Compared to the past, today’s hearing aids are much more adjustable, do a better job of suppressing background noise and often come equipped with Bluetooth, which lets you take phone calls (with microphones on the hearing aids) without reaching in your pocket. (That feature alone might convince your loved one that hearing aids aren’t just for the very old.)
You should also understand cost. Hearing aids can be quite expensive, depending on the brand and quality. The average cost of a single digital hearing aid ranges between about $1,000 and $6,000, according to ConsumerAffairs, a consumer news business. Americans pay an average of about $2,300 per pair, according to MDHearingAid, a hearing aid services company in Southfield, Mich.
While private health insurance plans don’t typically cover hearing aids, Lafargue says it doesn’t hurt to check. Medicare doesn’t cover the cost of hearing aids, but it is possible to find financial assistance for hearing aids through a number of national and community nonprofits, professional associations and colleges.

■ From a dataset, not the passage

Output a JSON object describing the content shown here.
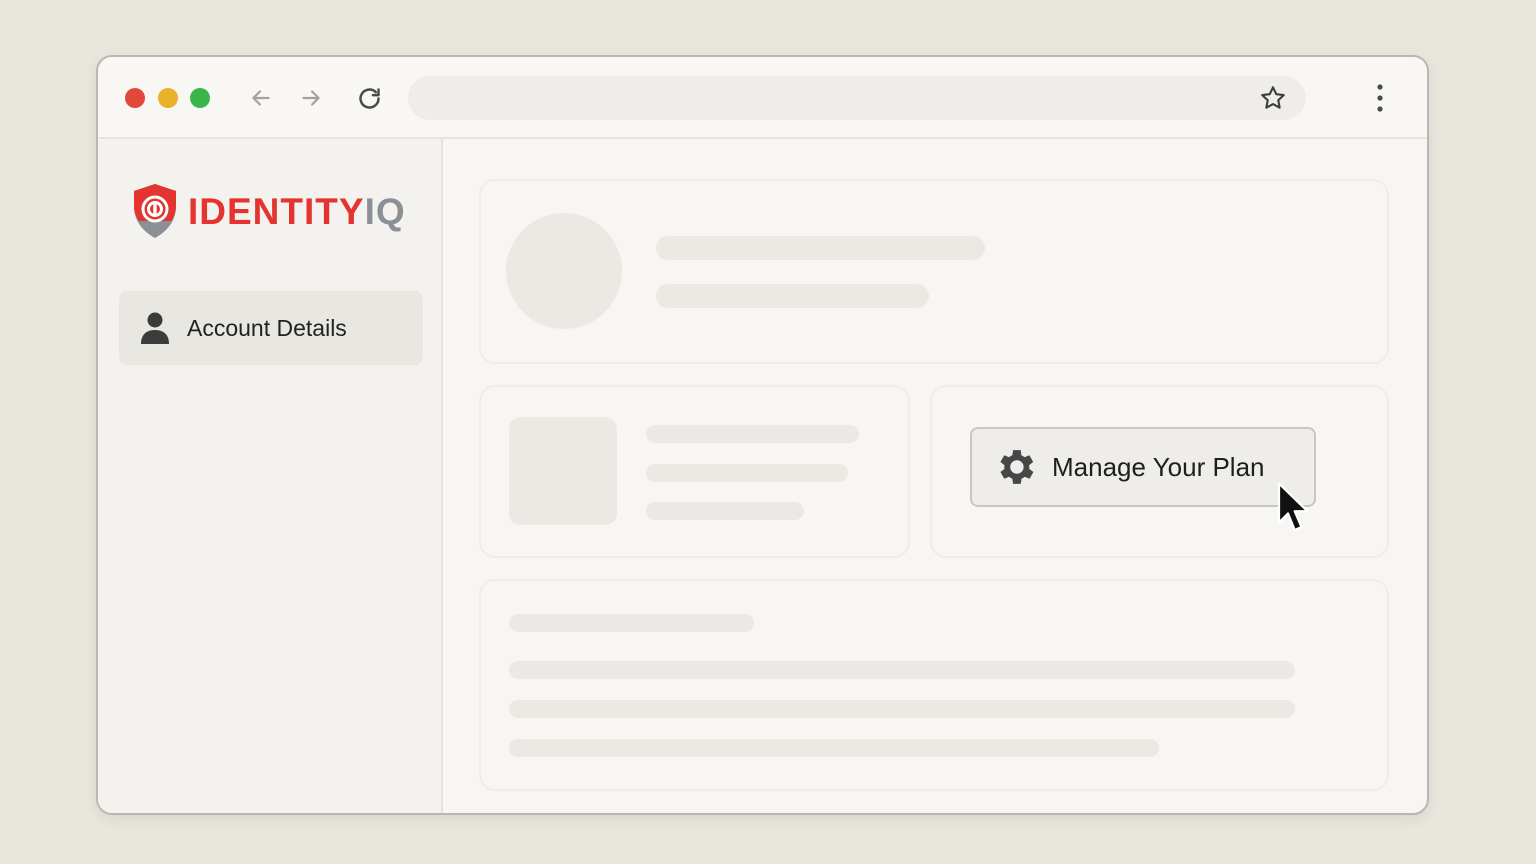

“It varies state by state, but in New York state, if you qualify for Medicaid, you can get a hearing aid through that program,” Lafargue says. “People who have served in the military, if the hearing loss was caused by their noise exposure in the service, can qualify for hearing aids at no cost.”
Over-the-counter (OTC) hearing aids to treat mild-to-moderate hearing loss will soon be on the market, possibly in 2020. And Lafargue thinks they might cost as little as $500 a pair.
But can inexpensive OTC hearing aids be of decent quality? Lafargue says to think about them as sort of like reading glasses; they can help a person get by for a couple of years before transitioning to prescription glasses. She also says some audiology centers will help people get their OTC hearing aids configured.
An important distinction to keep in mind: If you see products marketed as OTC hearing aids now, they’re actually personal sound amplification products, or PSAPs, which aren’t regulated by the FDA.
6. Be Dishonest (sort of tongue in cheek). If all else fails, Lafargue says, you could tell your loved one that you’re the one with the hearing problem and that you should both get tested. If you do go that route, however, be prepared for a surprise.
“More often than not, the person who was the instigator has some amount of hearing loss themselves and had no idea that they did,” she says.